Edition du vendredi 20 avril 2018

« Calls », la série sans images

Canal+ a produit un programme très original, « qui s’écoute », et dont un épisode se déroule à Nancy.

La télé, c’est de l’image et du son. La nouvelle série de Canal+ a supprimé l’image, gardé le texte, et surtout le son. Imaginée par Timothée Hochet, jeune (23 ans) réalisateur de courts-métrages sur le web, « Calls » est « la première série qui s’écoute ». Une idée vraiment originale, à l’origine d’un « objet audiovisuel » aussi curieux qu’efficace.

"La première série qui s'écoute".

« La première série qui s’écoute ».

Dix épisodes de dix minutes, diffusés à partir du 15 décembre, à raison de deux épisodes chaque vendredi soir sur Canal+ Décalé ; mais les abonnés peuvent déjà découvrir quelques épisodes sur MyCanal, et les curieux visionner le premier de la série sur internet. Pas d‘images donc, seuls s’affichent sur l’écran le nom ou prénom des personnages qu’on entend, et le texte de ce qu’ils disent, des « enregistrements sonores retrouvés après de tragiques événements », des conversations téléphoniques, sur dictaphone, répondeurs, talkie walkie, la boîte noire d’un Boeing 747, des archives de la Nasa…

Des dialogues, des respirations, des silences, qui suffisent à nous faire comprendre d’abord qui parle à qui, puis de se demander ce qu’il se passe vraiment. Le son seul suffit à créer du suspense, de l’inquiétude, de l’angoisse, de la terreur, et imaginer, tout imaginer, surtout le pire, à la frontière du fantastique, de l’inexplicable, jusqu’à l’apocalypse.

Le premier épisode se déroule en grande partie au téléphone, une simple communication entre une jeune fille à New York et son copain resté à Paris. Le second met en scène quatre plongeurs, disparus depuis, qui découvrent une grotte inconnue, en plein Océan Atlantique en 2026. Et le troisième, dont on aperçoit actuellement des extraits au cinéma dans des pubs, se déroule en 2004 à Nancy.

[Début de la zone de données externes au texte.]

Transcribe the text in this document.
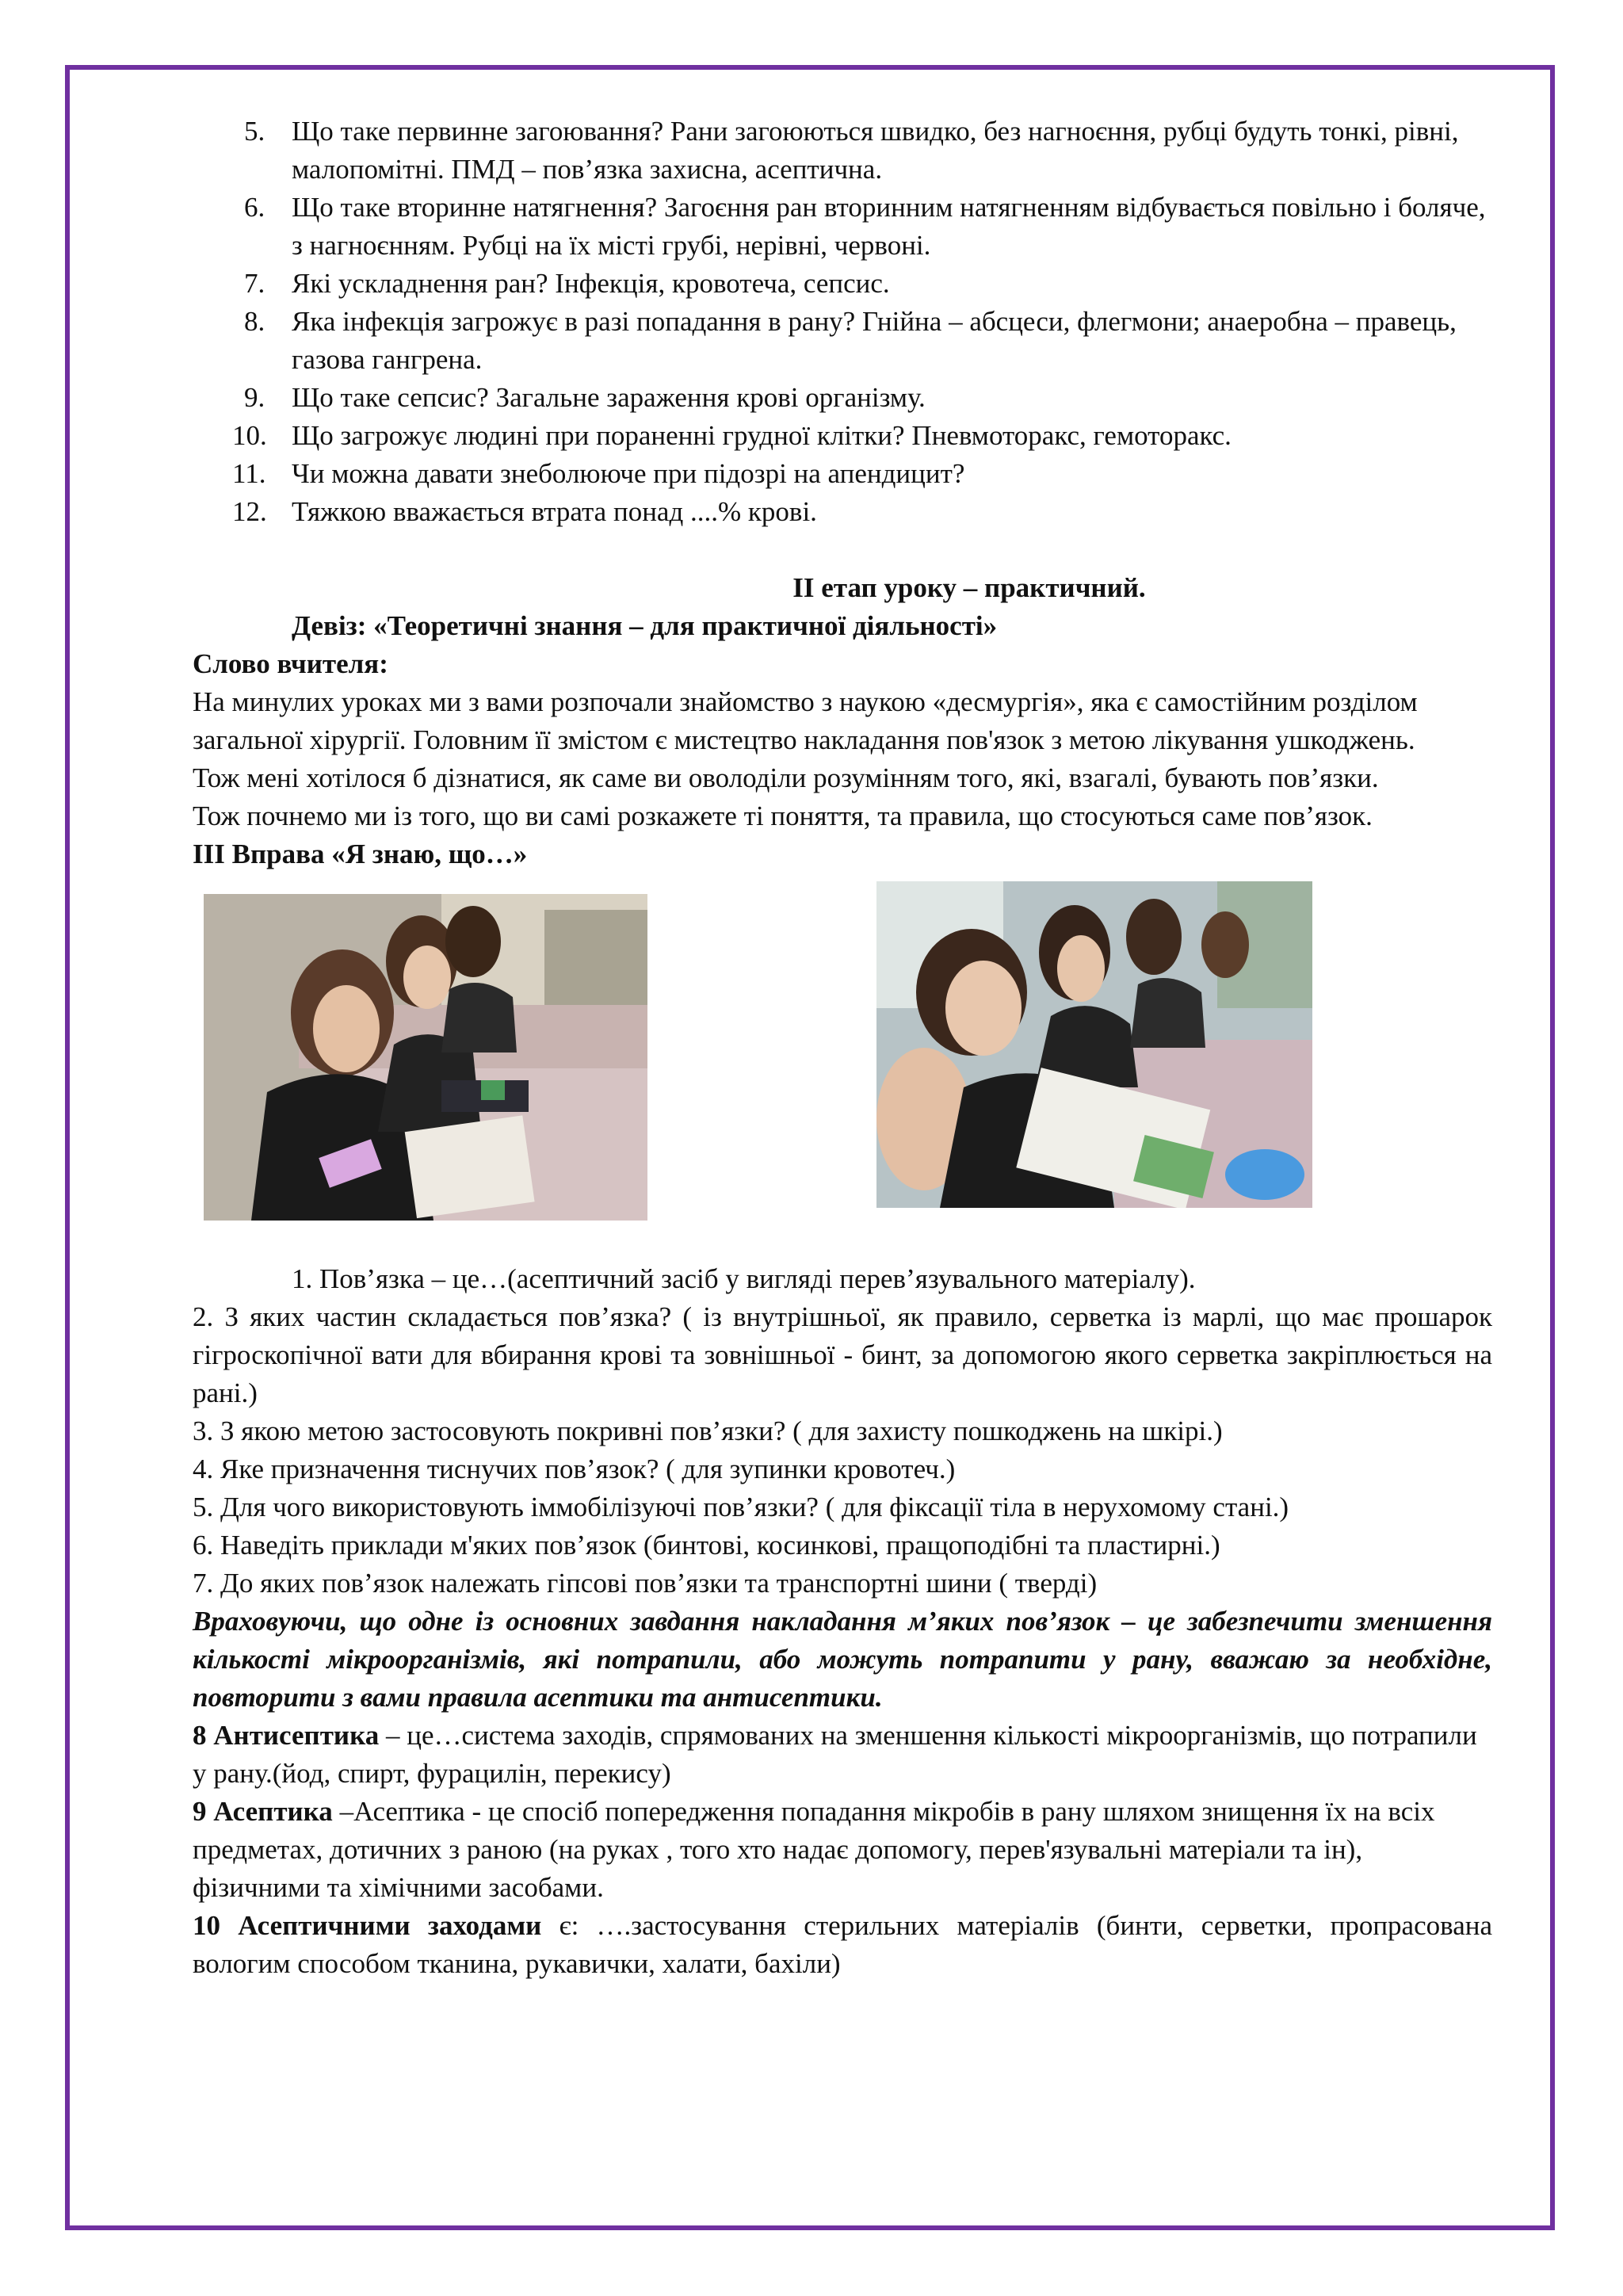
5. Що таке первинне загоювання? Рани загоюються швидко, без нагноєння, рубці будуть тонкі, рівні, малопомітні. ПМД – пов’язка захисна, асептична.
6. Що таке вторинне натягнення? Загоєння ран вторинним натягненням відбувається повільно і боляче, з нагноєнням. Рубці на їх місті грубі, нерівні, червоні.
7. Які ускладнення ран? Інфекція, кровотеча, сепсис.
8. Яка інфекція загрожує в разі попадання в рану? Гнійна – абсцеси, флегмони; анаеробна – правець, газова гангрена.
9. Що таке сепсис? Загальне зараження крові організму.
10. Що загрожує людині при пораненні грудної клітки? Пневмоторакс, гемоторакс.
11. Чи можна давати знеболююче при підозрі на апендицит?
12. Тяжкою вважається втрата понад ....% крові.

ІІ етап уроку – практичний.

Девіз: «Теоретичні знання – для практичної діяльності»

Слово вчителя:

На минулих уроках ми з вами розпочали знайомство з наукою «десмургія», яка є самостійним розділом загальної хірургії. Головним її змістом є мистецтво накладання пов'язок з метою лікування ушкоджень.

Тож мені хотілося б дізнатися, як саме ви оволоділи розумінням того, які, взагалі, бувають пов’язки.

Тож почнемо ми із того, що ви самі розкажете ті поняття, та правила, що стосуються саме пов’язок.

ІІІ Вправа «Я знаю, що…»

1. Пов’язка – це…(асептичний засіб у вигляді перев’язувального матеріалу).

2. З яких частин складається пов’язка? ( із внутрішньої, як правило, серветка із марлі, що має прошарок гігроскопічної вати для вбирання крові та зовнішньої - бинт, за допомогою якого серветка закріплюється на рані.)

3. З якою метою застосовують покривні пов’язки? ( для захисту пошкоджень на шкірі.)

4. Яке призначення тиснучих пов’язок? ( для зупинки кровотеч.)

5. Для чого використовують іммобілізуючі пов’язки? ( для фіксації тіла в нерухомому стані.)

6. Наведіть приклади м'яких пов’язок (бинтові, косинкові, пращоподібні та пластирні.)

7. До яких пов’язок належать гіпсові пов’язки та транспортні шини ( тверді)

Враховуючи, що одне із основних завдання накладання м’яких пов’язок – це забезпечити зменшення кількості мікроорганізмів, які потрапили, або можуть потрапити у рану, вважаю за необхідне, повторити з вами правила асептики та антисептики.

8 Антисептика – це…система заходів, спрямованих на зменшення кількості мікроорганізмів, що потрапили у рану.(йод, спирт, фурацилін, перекису)

9 Асептика –Асептика - це спосіб попередження попадання мікробів в рану шляхом знищення їх на всіх предметах, дотичних з раною (на руках , того хто надає допомогу, перев'язувальні матеріали та ін), фізичними та хімічними засобами.

10 Асептичними заходами є: ….застосування стерильних матеріалів (бинти, серветки, пропрасована вологим способом тканина, рукавички, халати, бахіли)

« Une grande part à l’imagination »

Une certaine Lisa Larcher (qui a la voix de Sara Forestier) y téléphone à Police-Secours, la jeune femme s’inquiète, elle a aperçu une ombre devant chez elle ; lorsque l’inconnu pénètre dans sa maison, elle se réfugie dans la salle de bains, alors que sa fille rentre du Collège de la Craffe ; les policiers sont en route, mais Lisa est enlevée, emportée dans une voiture, on entend un train, l’épisode se termine d’ailleurs quai Claude Le Lorrain, tout près de la voie ferrée.

« Pour moi, les films qui en montrent le moins sont les plus efficaces », estime le réalisateur Timothée Hochet, grand fan de films d’horreur, « J’aime quand une œuvre laisse une grande part à l’imagination, à l’interprétation ». Pour l’interprétation, il a convaincu de nombreux acteurs et actrices français de faire les voix de ses personnages : Marina Foïs, Mathieu Kassovitz, Charlotte Le Bon, Kyan Khojandi, Jérémie Rénier, Gaspard Ulliel, Camille Cottin… Quant à l’imagination, elle galope à son aise dans cette série tellement audio, si peu visuelle, mais qui scotche à l’écran.

Patrick TARDIT

« Calls », à partir du 15 décembre, deux épisodes chaque vendredi soir sur Canal+ Décalé.